練習: Use pandas module to download the EXCEL file TaiwanBank and draw a plot below.

Note:

  1. Try to investigate more about pandas.read_excel and its return data franme.
  2. Learn how to change font of the text shown the axes and the rotation of xtick.
import pandas as pd
import matplotlib.pyplot as plt
import matplotlib.font_manager as mfm

...
Read EXCEL file 
draw the line chart 
prepare for the legend
rotate the xtick
...

# the following codes will change the font of text shown on the axes
font_path = "C:\WINDOWS\FONTS\MSJHL.TTC" # 微軟正黑體
prop = mfm.FontProperties(fname = font_path)
plt.legend(prop = prop)

參考: The following codes are copied from the blog “Data Viz with Python and R” that demonstrates the power of Pandas and the advanced technique for the associated scatter plot.

Note:

  1. Pandas can receive data from URL.
  2. Pandas can take care of missing data (NA).
  3. Matplotlib’s scatters data by its categories (associated with colors)
  4. Demonstrate the legend for scatter plot.
  5. Try to store data to an EXCEL file (pandas.to_excel)
import pandas as pd
import matplotlib.pyplot as plt

penguins_data="https://raw.githubusercontent.com/datavizpyr/data/master/palmer_penguin_species.tsv"
# load penguns data with Pandas read_csv
df = pd.read_csv(penguins_data, sep="\t")
df = df.dropna() # drop NA data (missing data)
print(df.head()) # print out the first few data

plt.figure(figsize=(8,6))
sp_names = ['Adelie', 'Gentoo', 'Chinstrap']
scatter = plt.scatter(df.culmen_length_mm, \
    df.culmen_depth_mm, alpha = 0.5, s = 150, \
        c = df.species.astype('category').cat.codes)
plt.xlabel("Culmen Length", size=14)
plt.ylabel("Culmen Depth", size=14)
# add legend to the plot with names
plt.legend(handles = scatter.legend_elements()[0], 
           labels = sp_names,
           title = "species")
plt.show()

範例 5: Use the penguin_species data in the previous example.

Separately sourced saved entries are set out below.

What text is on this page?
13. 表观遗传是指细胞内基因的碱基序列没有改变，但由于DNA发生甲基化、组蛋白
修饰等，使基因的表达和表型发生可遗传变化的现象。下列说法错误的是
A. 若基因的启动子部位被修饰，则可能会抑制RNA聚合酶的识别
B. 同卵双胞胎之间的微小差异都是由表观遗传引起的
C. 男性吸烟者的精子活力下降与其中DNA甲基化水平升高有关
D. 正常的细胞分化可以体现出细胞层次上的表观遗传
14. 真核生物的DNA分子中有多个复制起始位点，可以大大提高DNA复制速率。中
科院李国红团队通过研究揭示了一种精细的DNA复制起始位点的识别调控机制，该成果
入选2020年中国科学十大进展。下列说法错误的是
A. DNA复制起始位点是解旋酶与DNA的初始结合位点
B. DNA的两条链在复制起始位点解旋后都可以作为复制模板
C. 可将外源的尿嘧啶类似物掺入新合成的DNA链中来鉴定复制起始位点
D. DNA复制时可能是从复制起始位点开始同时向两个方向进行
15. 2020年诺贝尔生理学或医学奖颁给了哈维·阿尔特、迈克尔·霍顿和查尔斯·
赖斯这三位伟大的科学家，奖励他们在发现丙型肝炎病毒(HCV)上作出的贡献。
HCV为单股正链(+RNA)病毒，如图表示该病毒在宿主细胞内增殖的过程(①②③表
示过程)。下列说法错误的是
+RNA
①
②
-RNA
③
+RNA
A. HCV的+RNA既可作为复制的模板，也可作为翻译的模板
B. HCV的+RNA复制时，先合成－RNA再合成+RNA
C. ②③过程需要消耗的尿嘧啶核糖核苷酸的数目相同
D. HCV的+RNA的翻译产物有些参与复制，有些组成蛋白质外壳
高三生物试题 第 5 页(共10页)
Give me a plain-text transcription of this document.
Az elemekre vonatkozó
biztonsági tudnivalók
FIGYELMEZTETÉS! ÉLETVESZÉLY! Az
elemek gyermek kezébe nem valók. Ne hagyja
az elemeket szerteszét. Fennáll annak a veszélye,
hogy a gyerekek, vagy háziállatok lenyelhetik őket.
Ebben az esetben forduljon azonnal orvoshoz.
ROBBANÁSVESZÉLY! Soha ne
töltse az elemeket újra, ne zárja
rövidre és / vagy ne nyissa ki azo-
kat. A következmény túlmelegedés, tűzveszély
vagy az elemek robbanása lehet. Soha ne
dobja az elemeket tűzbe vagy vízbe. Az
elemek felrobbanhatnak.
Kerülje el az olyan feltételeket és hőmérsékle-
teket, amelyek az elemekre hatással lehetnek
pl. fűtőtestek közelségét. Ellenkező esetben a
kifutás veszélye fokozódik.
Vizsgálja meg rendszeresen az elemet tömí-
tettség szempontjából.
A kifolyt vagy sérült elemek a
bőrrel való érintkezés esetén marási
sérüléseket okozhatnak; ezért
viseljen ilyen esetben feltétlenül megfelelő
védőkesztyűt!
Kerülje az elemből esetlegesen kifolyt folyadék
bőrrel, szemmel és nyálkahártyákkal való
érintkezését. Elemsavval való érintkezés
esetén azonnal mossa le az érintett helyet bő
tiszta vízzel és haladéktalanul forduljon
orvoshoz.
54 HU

Calculate the means of culmen_length and culmen_depth, and their covariance matrix for each category (specie).

Note :

  1. Learn how to extract desired data from a data frame to compute the requested statistics, such as mean and covariance.
  2. In the demonstration codes below, the mean pair of (culmen_length, culmen_depth) for each category are marked as ‘X’ on the scatter plot.
  3. The covariance matrix of (culmen_length, culmen_depth) for each category is printed out.
  4. Examine the covariance matrix and see whether the results are correct or not (check with the distribution for each category in the scatter plot)
import numpy as np
import pandas as pd
import matplotlib.pyplot as plt

... codes in previous example ...

# compute the means of the three categories
for sp in sp_names :
    cul_len = df.culmen_length_mm[df.species == sp]
    cul_dep = df.culmen_depth_mm[df.species == sp]
    plt.text(cul_len.mean(), cul_dep.mean(), 'X', color = 'r')
    X = np.stack((cul_len, cul_dep), axis = 0)
    cov = np.cov(X)
    print('The covariance matrix of {}\n'.format(sp), cov)



練習: The penguin_species data can be categorized by “species”, “island” and “sex”. Try to do the same things as in the previous examples, i.e. draw the scatter plot, compute the means and covariance matrices for the category by “island” and by “sex”.